Вошли Захар Иванович и Рыжий, поздоровались.
Поздоровались и мы с ними.
– Разболокайтесь, – говорит им папка. Рад, видно, он – широко улыбается. А то играй тут весь вечер в домино с нами – большое счастье. – Проходите, – говорит.
Снял Захар Иванович шапку и полушубок, определил их на костыль возле двери, повесил туда же и пальто Рыжего.
– Не разувайтесь только, – говорит отец им. – Пол ледышный.
Прошёл Захар Иванович к столу, вынул из кармана бутылку водки, на стол её поставил.
– Спиридон же сёдни, – говорит. – Как не отметить.

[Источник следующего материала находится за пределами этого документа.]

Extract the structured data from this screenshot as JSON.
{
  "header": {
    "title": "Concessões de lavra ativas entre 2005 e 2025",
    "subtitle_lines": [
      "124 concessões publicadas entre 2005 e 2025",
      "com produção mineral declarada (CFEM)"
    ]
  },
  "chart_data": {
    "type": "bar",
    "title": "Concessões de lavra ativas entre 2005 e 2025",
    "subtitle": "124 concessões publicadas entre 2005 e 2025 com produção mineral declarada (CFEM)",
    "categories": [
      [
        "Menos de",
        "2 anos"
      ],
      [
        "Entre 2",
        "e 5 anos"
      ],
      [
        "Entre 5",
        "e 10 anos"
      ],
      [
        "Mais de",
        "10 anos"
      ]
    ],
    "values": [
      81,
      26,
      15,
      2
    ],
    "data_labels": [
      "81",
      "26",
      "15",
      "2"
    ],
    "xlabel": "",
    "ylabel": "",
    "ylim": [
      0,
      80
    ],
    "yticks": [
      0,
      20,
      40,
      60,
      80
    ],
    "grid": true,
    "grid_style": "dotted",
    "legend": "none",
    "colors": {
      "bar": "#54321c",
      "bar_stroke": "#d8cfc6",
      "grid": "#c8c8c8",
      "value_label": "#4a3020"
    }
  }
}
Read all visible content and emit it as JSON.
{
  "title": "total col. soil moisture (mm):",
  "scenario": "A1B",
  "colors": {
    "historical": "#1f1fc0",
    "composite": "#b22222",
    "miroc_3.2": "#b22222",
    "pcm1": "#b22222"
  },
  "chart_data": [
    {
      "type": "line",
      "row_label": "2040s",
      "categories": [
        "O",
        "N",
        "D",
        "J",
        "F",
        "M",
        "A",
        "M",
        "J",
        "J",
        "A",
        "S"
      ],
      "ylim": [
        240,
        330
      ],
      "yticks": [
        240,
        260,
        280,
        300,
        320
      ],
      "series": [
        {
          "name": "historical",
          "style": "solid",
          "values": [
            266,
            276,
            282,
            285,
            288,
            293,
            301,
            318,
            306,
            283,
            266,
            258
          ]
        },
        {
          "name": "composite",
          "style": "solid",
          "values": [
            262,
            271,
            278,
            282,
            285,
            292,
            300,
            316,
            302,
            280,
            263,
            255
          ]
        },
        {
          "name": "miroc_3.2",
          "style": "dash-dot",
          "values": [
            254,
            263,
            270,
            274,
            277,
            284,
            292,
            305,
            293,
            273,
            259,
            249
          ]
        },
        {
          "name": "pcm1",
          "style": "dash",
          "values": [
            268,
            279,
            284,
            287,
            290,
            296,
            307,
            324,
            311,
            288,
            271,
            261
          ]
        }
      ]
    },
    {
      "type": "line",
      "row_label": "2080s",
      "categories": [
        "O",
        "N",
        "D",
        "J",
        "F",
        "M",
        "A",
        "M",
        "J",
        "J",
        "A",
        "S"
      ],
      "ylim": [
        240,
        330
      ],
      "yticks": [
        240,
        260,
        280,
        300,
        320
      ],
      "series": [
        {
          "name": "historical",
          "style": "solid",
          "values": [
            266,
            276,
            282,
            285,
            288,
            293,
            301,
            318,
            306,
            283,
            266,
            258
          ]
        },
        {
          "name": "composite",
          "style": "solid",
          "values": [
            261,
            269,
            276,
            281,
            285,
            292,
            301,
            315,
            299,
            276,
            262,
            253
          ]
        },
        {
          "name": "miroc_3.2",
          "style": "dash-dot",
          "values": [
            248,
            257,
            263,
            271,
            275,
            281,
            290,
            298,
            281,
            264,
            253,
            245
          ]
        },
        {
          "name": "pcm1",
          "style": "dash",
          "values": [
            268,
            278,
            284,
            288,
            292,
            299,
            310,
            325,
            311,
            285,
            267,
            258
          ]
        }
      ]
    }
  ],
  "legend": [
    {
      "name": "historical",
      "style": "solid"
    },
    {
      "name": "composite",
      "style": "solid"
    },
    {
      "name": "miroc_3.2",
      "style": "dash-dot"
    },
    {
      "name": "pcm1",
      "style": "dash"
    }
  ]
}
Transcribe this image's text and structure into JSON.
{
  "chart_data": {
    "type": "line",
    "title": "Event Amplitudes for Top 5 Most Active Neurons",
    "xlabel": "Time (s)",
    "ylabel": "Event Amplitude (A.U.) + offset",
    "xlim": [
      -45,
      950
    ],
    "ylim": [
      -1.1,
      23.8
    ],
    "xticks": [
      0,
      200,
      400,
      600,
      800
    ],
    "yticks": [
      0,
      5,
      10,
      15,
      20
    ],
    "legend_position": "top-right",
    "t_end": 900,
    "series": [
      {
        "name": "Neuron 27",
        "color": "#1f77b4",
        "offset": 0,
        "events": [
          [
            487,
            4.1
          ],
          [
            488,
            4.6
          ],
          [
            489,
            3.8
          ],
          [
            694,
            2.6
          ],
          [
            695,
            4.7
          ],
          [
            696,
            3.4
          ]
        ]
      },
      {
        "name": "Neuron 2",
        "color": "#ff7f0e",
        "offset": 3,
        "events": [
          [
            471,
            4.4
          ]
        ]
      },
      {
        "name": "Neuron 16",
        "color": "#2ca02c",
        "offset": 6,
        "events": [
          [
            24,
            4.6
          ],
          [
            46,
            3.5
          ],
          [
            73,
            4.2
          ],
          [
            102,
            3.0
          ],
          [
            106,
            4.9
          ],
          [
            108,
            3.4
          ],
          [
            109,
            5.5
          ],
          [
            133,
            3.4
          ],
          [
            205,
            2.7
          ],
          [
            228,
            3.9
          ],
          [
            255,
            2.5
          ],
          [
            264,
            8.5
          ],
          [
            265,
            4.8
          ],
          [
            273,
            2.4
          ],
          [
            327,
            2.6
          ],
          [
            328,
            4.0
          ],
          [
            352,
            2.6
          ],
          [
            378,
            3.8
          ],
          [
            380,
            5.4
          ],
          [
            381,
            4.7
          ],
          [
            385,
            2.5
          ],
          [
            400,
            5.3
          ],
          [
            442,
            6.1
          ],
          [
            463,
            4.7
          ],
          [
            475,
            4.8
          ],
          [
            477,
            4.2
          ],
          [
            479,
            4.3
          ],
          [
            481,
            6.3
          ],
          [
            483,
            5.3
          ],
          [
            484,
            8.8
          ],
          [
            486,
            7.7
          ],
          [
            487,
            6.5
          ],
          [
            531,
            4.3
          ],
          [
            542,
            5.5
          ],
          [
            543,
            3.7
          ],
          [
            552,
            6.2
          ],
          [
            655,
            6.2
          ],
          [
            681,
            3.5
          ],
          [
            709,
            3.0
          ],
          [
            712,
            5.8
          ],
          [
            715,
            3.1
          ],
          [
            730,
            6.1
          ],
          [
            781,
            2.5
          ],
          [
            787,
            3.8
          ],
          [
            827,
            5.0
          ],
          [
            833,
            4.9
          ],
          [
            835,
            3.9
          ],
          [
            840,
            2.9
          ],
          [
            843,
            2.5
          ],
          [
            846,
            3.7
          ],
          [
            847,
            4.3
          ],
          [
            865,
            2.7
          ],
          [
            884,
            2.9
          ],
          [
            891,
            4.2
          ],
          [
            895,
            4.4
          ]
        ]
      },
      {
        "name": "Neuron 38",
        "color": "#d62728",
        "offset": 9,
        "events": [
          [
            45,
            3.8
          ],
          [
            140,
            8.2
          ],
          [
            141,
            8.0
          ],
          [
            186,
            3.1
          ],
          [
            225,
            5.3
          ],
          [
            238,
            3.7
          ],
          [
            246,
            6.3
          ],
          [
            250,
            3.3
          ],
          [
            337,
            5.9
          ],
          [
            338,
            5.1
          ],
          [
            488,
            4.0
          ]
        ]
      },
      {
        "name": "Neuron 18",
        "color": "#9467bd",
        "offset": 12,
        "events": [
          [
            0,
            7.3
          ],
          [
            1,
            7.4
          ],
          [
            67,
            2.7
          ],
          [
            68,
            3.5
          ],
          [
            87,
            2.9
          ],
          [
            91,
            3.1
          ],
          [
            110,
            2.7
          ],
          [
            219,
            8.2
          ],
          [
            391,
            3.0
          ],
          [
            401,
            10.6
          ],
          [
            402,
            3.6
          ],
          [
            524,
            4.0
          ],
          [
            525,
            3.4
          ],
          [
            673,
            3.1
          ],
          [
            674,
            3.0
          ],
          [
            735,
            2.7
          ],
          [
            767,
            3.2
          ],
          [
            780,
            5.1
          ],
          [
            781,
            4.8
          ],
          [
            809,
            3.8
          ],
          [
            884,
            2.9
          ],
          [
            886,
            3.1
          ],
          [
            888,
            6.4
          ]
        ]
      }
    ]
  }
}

– А Спиридон-то чё тебе? – спрашивает отец. – Родня, ли чё ли? – и смеётся.
– А у покойной-то, у Стародубчихи, ведь мужика-то звали Спиридоном, – говорит Захар Иванович. – Дак и помянем.
– Да Спиридоном ли?
– Ага… Это по-полному, а так-то Спиря… С первой германской не вернулся. Я-то не знал его, кого там был ишшо, только по тятенькиным разговорам: Спиря, Спиря… Я без штанов тогда ишшо похаживал.
– А-а, – говорит папка. – Елена! – зовёт маму.
Откликается та с кухни.
– На стол-ка чё-нибудь сготовь нам.
– Счас! – отзывается с кухни мама.
Мы с Рыжим уже на полу, домики из костяшек домино строим.